0x000055d0754bf270 in ?? ()
(gdb) bt
#0  0x000055d0754bf270 in ?? ()
#1  0x00007fac18dba3e3 in ?? () from /usr/lib/x86_64-linux-gnu/dri/swrast_dri.so
#2  0x00007fac1875e26f in ?? () from /usr/lib/x86_64-linux-gnu/dri/swrast_dri.so
#3  0x00007fac1875537f in ?? () from /usr/lib/x86_64-linux-gnu/dri/swrast_dri.so
#4  0x00007fac1875e886 in ?? () from /usr/lib/x86_64-linux-gnu/dri/swrast_dri.so
#5  0x00007fac3805510b in ?? () from /lib/x86_64-linux-gnu/libGLX_indirect.so.0
#6  0x00007fac3805a0db in ?? () from /lib/x86_64-linux-gnu/libGLX_indirect.so.0
#7  0x00007fac3805b157 in ?? () from /lib/x86_64-linux-gnu/libGLX_indirect.so.0
#8  0x00007fac38057cdc in ?? () from /lib/x86_64-linux-gnu/libGLX_indirect.so.0
#9  0x00007fac382697d3 in ?? ()
   from /usr/lib/x86_64-linux-gnu/qt5/plugins/xcbglintegrations/libqxcb-glx-integration.so
#10 0x00007fac3cc46025 in QXcbWindow::create() () from /lib/x86_64-linux-gnu/libQt5XcbQpa.so.5
#11 0x00007fac3cc32636 in QXcbIntegration::createPlatformWindow(QWindow*) const ()
   from /lib/x86_64-linux-gnu/libQt5XcbQpa.so.5
#12 0x00007fac419abb21 in QWindowPrivate::create(bool, unsigned long long) ()
   from /lib/x86_64-linux-gnu/libQt5Gui.so.5
#13 0x00007fac4314b4f5 in QWidgetPrivate::create() () from /lib/x86_64-linux-gnu/libQt5Widgets.so.5
#14 0x00007fac4314bb1e in QWidget::create(unsigned long long, bool, bool) ()
   from /lib/x86_64-linux-gnu/libQt5Widgets.so.5
#15 0x00007fac43158ebe in QWidgetPrivate::setVisible(bool) () from /lib/x86_64-linux-gnu/libQt5Widgets.so.5
#16 0x00007fac437aec99 in rviz_common::VisualizationFrame::initialize(std::weak_ptr<rviz_common::ros_integration::RosNodeAbstractionIface>, QString const&) () from /opt/ros/humble/lib/librviz_common.so
#17 0x00007fac437befae in rviz_common::VisualizerApp::init(int, char**) ()
   from /opt/ros/humble/lib/librviz_common.so
#18 0x000055d073eed8e5 in ?? ()
#19 0x00007fac423efd90 in __libc_start_call_main (main=main@entry=0x55d073eed430, argc=argc@entry=1, 
    argv=argv@entry=0x7ffc5b753bf8) at ../sysdeps/nptl/libc_start_call_main.h:58
#20 0x00007fac423efe40 in __libc_start_main_impl (main=0x55d073eed430, argc=1, argv=0x7ffc5b753bf8, 
    init=<optimized out>, fini=<optimized out>, rtld_fini=<optimized out>, stack_end=0x7ffc5b753be8)
    at ../csu/libc-start.c:392
#21 0x000055d073eedc15 in ?? ()
(gdb) 

Somehow, there is no problem when I use rocker.

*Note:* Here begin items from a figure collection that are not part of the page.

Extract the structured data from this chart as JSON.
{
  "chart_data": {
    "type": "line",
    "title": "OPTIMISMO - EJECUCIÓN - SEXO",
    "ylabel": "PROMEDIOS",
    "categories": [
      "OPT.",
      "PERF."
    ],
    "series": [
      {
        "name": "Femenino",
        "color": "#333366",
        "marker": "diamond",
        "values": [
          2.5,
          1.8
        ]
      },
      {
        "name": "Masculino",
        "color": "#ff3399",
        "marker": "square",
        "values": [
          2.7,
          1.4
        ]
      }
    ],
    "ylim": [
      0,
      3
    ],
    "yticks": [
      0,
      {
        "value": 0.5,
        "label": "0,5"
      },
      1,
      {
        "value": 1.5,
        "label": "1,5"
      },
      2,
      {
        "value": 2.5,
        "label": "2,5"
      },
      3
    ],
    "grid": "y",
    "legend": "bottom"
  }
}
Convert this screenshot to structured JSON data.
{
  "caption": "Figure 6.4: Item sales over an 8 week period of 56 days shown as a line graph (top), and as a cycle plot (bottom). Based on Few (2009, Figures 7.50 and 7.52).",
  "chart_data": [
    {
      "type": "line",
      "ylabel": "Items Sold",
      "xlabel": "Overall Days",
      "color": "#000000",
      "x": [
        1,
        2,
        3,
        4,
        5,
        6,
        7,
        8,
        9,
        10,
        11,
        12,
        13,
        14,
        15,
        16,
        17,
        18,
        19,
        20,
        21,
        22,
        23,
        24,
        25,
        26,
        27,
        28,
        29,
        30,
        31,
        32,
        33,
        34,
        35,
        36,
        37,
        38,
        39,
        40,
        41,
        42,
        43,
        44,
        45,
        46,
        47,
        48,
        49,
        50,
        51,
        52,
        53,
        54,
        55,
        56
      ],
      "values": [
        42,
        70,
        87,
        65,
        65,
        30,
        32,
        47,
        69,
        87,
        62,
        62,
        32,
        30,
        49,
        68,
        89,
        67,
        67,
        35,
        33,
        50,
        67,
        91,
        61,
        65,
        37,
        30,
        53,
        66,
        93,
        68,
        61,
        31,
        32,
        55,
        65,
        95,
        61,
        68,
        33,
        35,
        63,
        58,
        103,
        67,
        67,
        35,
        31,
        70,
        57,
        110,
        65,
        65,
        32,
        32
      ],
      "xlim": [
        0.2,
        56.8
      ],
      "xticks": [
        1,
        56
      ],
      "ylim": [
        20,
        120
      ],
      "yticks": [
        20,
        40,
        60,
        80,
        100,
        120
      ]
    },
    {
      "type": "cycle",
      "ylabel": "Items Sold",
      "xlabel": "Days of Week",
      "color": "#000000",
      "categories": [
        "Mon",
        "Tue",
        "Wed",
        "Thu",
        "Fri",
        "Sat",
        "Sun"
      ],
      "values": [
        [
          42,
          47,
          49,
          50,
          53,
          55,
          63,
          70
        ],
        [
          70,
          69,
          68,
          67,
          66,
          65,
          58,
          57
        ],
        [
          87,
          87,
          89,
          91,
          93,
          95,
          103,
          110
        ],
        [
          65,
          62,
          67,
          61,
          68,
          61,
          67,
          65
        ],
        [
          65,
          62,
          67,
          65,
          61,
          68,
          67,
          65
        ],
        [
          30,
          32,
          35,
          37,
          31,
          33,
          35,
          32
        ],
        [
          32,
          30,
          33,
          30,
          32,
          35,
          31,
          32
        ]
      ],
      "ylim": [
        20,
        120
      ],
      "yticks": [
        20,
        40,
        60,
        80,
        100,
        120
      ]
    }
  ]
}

For example:

rocker --nvidia --x11 --user --volume $HOME/autoware -- ghcr.io/autowarefoundation/autoware-universe:humble-latest-cuda

But my setup is based on vscode devcontainer and docker-compose files, so I would rather to fix the "normal" docker way.

Expected behavior

No crash.

Actual behavior

Qt based apps crash.

Steps to reproduce

$ xhost +local:docker
$ docker run --runtime nvidia -e DISPLAY -v ~/.Xauthority:/root/.Xauthority -v /tmp/.X11-unix:/tmp/.X11-unix --rm -it ghcr.io/autowarefoundation/autoware-universe:humble-latest-cuda /bin/bash

Versions

Possible causes

No response

Additional context

No response

VRichardJP commented 6 months ago

Missed the nvidia environment variables NVIDIA_DRIVER_CAPABILITIES (and NVIDIA_VISIBLE_DEVICES?). With the 2 set to all, rviz and other applications now work.

That is curious though, because I think I never set these variables before and my setup was working just fine. Anyway, it works now.